Подрезаны крылья, и гнёзда сгорели дотла…
С особым пристрастьем за ними следила охранка.

Наверное, легче к планете иной привыкать,
Чем к этим порядкам, по книгам знакомому строю.
Но здесь ты рождён.
Здесь погибли отец твой и мать.
Проклятья… Отчаянье…
Всё это было, не скрою.

Отчизна, Иберия, ты наяву, не во сне!
На крышах базилик лукаво смеются химеры.
О, как вас увидеть счастливыми хочется мне,
Испанские дети,
Седые мои пионеры!

ФОНТАН

То возникает вдруг волшебный лес,
То океана зыбятся буруны,
То музыку возносят до небес
Свободных струй серебряные струны.

Вода и пламя так переплелись,
Что кажутся уже единым целым,
Подобно радуге взмывают ввысь
И рассыпаются каскадом белым.

…Совсем недавно умер в нищете
Создатель барселонского фонтана.
Всю жизнь хранил он верность красоте
И не оставил чертежа и плана.

Фонтана тайну разгадать нельзя,
Он строен, как орган, загадочен, как космос.
Колышутся, по музыке скользя,
Воды с огнём трепещущие космы.

Купец заморский приезжал сюда,
Он предлагал за чудо миллионы.
Но суждено фонтану навсегда
Остаться украшеньем Барселоны.

ЮНГИ В БАРСЕЛОНЕ

В тени Барселоны, под сенью каштанов, на Рамбле,
Где в створе бульвара виднеется белый кораблик,
Где в клетках щебечут щегол, канарейка и зяблик,
На Рамбле гитары играют, на Рамбле, на Рамбле.

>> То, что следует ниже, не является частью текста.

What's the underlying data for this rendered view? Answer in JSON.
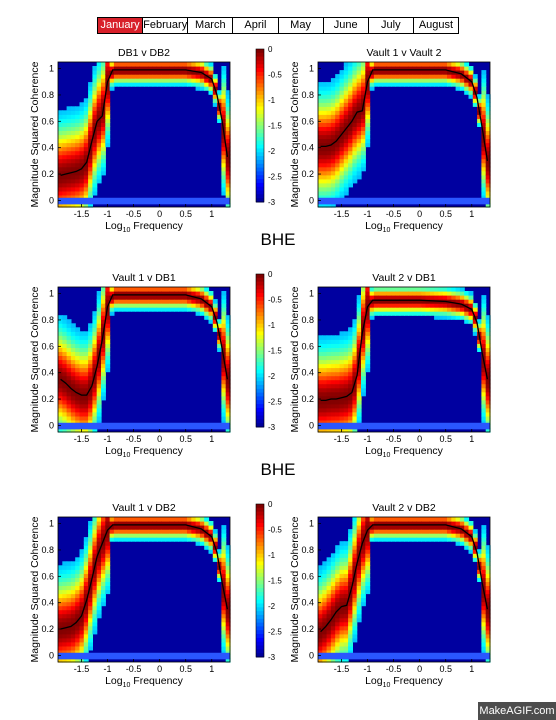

О, как хороши эти мирные, добрые звуки!
Танцуют кумиров моих черноокие внуки,
Друг другу на плечи кладут беззаботные руки
И ходят по кругу под мирные добрые звуки.

Не знал я, как просто идиллию эту испортить,
Но вижу — шеренгой шагают на Рамбле из порта
Заморские парни в спортивных рубашках и шортах
И, кажется, могут всё это веселье испортить.

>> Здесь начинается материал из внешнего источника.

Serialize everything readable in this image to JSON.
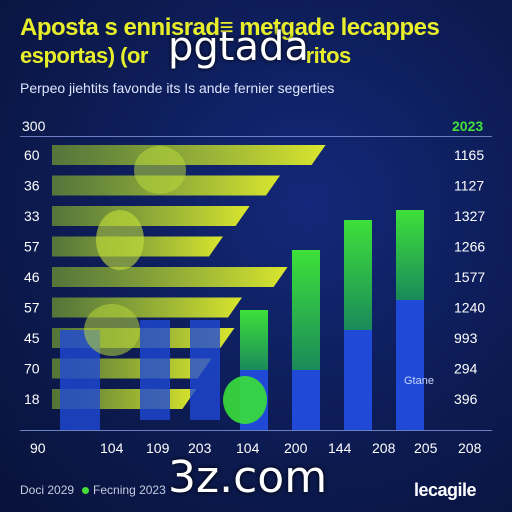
{
  "header": {
    "title_line1": "Aposta s ennisrad≡ metgade lecappes",
    "title_line2": "esportas) (or",
    "title_line2_tail": "ritos",
    "subtitle": "Perpeo jiehtits favonde its Is ande fernier segerties"
  },
  "overlays": {
    "top": "pgtada",
    "bottom": "3z.com"
  },
  "colors": {
    "background": "#0c1a4f",
    "title": "#e8ef2a",
    "green": "#44e03a",
    "blue": "#1f49d6",
    "lime": "#c9e830"
  },
  "chart_data": {
    "type": "bar",
    "top_left_value": "300",
    "right_header": "2023",
    "left_values": [
      "60",
      "36",
      "33",
      "57",
      "46",
      "57",
      "45",
      "70",
      "18"
    ],
    "right_values": [
      "1165",
      "1127",
      "1327",
      "1266",
      "1577",
      "1240",
      "993",
      "294",
      "396"
    ],
    "x_labels": [
      "90",
      "104",
      "109",
      "203",
      "104",
      "200",
      "144",
      "208",
      "205",
      "208"
    ],
    "horizontal_bars": [
      72,
      60,
      52,
      45,
      62,
      50,
      48,
      42,
      38
    ],
    "vertical_bars": [
      {
        "blue": 60,
        "green": 120
      },
      {
        "blue": 60,
        "green": 180
      },
      {
        "blue": 100,
        "green": 210
      },
      {
        "blue": 130,
        "green": 220
      }
    ],
    "bar_label": "Gtane"
  },
  "footer": {
    "left_text": "Doci 2029",
    "right_text": "Fecning 2023",
    "brand": "lecagile"
  }
}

Я слышал — у них существует железный порядок:
Когда увольненье с подлодок и авиаматок,
Лишь в штатском пускают бродить
Этих славных ребяток,
Чтоб Штатов своих не позорить, — таков уж порядок.

Какого же дьявола к берегу мирной оливы
На серо-свинцовых посудинах ночью пришли вы?
Лет десять назад я вас видел в Тонкинском заливе.
Вас вовсе не ждут олеандры, щеглы и оливы.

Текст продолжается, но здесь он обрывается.